Policiales
Martes 07 de Julio de 2015

Martínez le dijo al juez que él no amenazó a Bonfatti

El líder de Apropol, el gremio no reconocido de los policías, imputado por el instigar al levantamiento policial en diciembre de 2013, negó que los mensajes de texto que le envió al gobernador fueran para amedrentarlo.

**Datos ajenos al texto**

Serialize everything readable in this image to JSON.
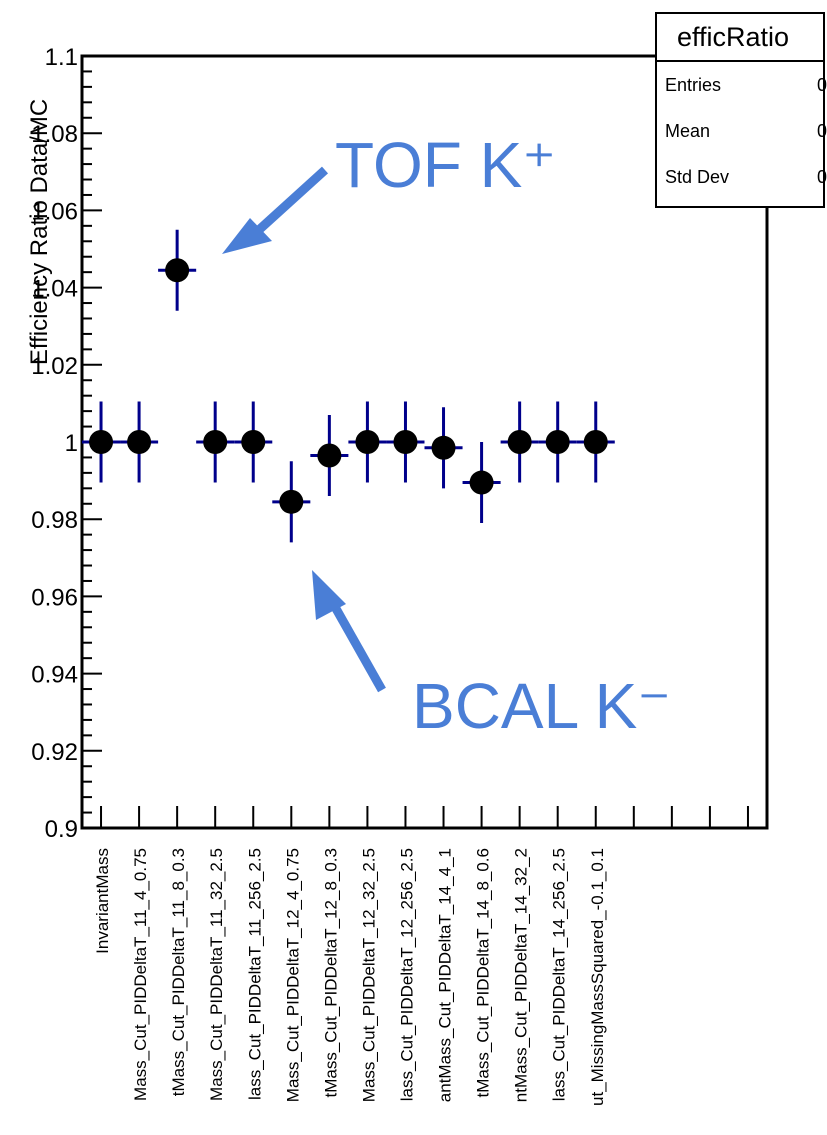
{
  "stats": {
    "title": "efficRatio",
    "rows": [
      {
        "label": "Entries",
        "value": "0"
      },
      {
        "label": "Mean",
        "value": "0"
      },
      {
        "label": "Std Dev",
        "value": "0"
      }
    ]
  },
  "annotations": {
    "tof": "TOF K⁺",
    "bcal": "BCAL K⁻",
    "arrow_color": "#4a7ed6"
  },
  "colors": {
    "marker": "#000000",
    "error_bar": "#00008b",
    "axis": "#000000"
  },
  "chart_data": {
    "type": "scatter",
    "title": "",
    "xlabel": "",
    "ylabel": "Efficiency Ratio Data/MC",
    "ylim": [
      0.9,
      1.1
    ],
    "yticks": [
      "0.9",
      "0.92",
      "0.94",
      "0.96",
      "0.98",
      "1",
      "1.02",
      "1.04",
      "1.06",
      "1.08",
      "1.1"
    ],
    "n_bins": 18,
    "categories": [
      "InvariantMass",
      "Mass_Cut_PIDDeltaT_11_4_0.75",
      "tMass_Cut_PIDDeltaT_11_8_0.3",
      "Mass_Cut_PIDDeltaT_11_32_2.5",
      "lass_Cut_PIDDeltaT_11_256_2.5",
      "Mass_Cut_PIDDeltaT_12_4_0.75",
      "tMass_Cut_PIDDeltaT_12_8_0.3",
      "Mass_Cut_PIDDeltaT_12_32_2.5",
      "lass_Cut_PIDDeltaT_12_256_2.5",
      "antMass_Cut_PIDDeltaT_14_4_1",
      "tMass_Cut_PIDDeltaT_14_8_0.6",
      "ntMass_Cut_PIDDeltaT_14_32_2",
      "lass_Cut_PIDDeltaT_14_256_2.5",
      "ut_MissingMassSquared_-0.1_0.1"
    ],
    "values": [
      1.0,
      1.0,
      1.0445,
      1.0,
      1.0,
      0.9845,
      0.9965,
      1.0,
      1.0,
      0.9985,
      0.9895,
      1.0,
      1.0,
      1.0
    ],
    "errors": [
      0.0105,
      0.0105,
      0.0105,
      0.0105,
      0.0105,
      0.0105,
      0.0105,
      0.0105,
      0.0105,
      0.0105,
      0.0105,
      0.0105,
      0.0105,
      0.0105
    ],
    "grid": false,
    "legend": "none"
  }
}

Alberto Martínez, el líder de Apropol, el gremio no reconocido de los policías, declaró la semana pasada en la causa llamada Sedición, que por decisión de la Corte Suprema de Justicia de Santa Fe, acumuló también la investigación por las amenazas que recibió el gobernador Antonio Bonfatti, en medio del levantamiento policial de diciembre del 2013. 
La causa por coacciones se originó cuando el gobernador Bonfatti recibió, los días 4, 6 y 7 de diciembre, tres mensajes de texto intimidatorios en su teléfono. Todos habían sido enviados desde el celular de Martínez y estaban relacionados con el alzamiento policial que en ese momento estaban desarrollando agentes de la policía santafesina.
La semana pasada, Martínez se presentó ante el juez Reinaldo Rodríguez y dio su versión sobre los mensajes de texto y sobre las acusaciones de la fiscalía, que le imputó los delitos de coacciones agravadas. 
“Esta es una causa política. Yo no lo amenacé a Bonfatti. Las frases fueron enviadas en un contexto de lucha sindical, donde estábamos reclamando mejores salarios para los trabajadores. Él mismo (por el gobernador) me había dado su número de teléfono porque teníamos diálogo”, aseguró Martínez al terminar la audiencia. 
La investigación está en manos de los fiscales federales,  Walter Rodríguez de Santa Fe y Adolfo Villate, de Rosario, quienes integraron la comisión de fiscales que armó la Procuradora General, Gils Carbó, para investigar los autoacuartelamientos que se produjeron casi en simultáneo en las distintas provincias del país.
Desde el inicio de las actuaciones judiciales, los fiscales federales sostuvieron que los hechos  investigados en ambas causas (sedición y amenazas) respondían a un mismo plan de acción  por parte de los imputados, y por lo tanto no podían ser investigados por separado.  La misma perspectiva sostuvo la jueza de instrucción penal de la Justicia ordinaria, Susana Luna, quien estaba de turno cuando le llegaron los mensajes al gobernador, y pidió que el expediente pasara al fuero federal ya que las amenazas tenían que ser investigadas como “parte integrante del contexto en el que se promovió una huelga con descontrol social y presiones al Poder Ejecutivo Provincial”.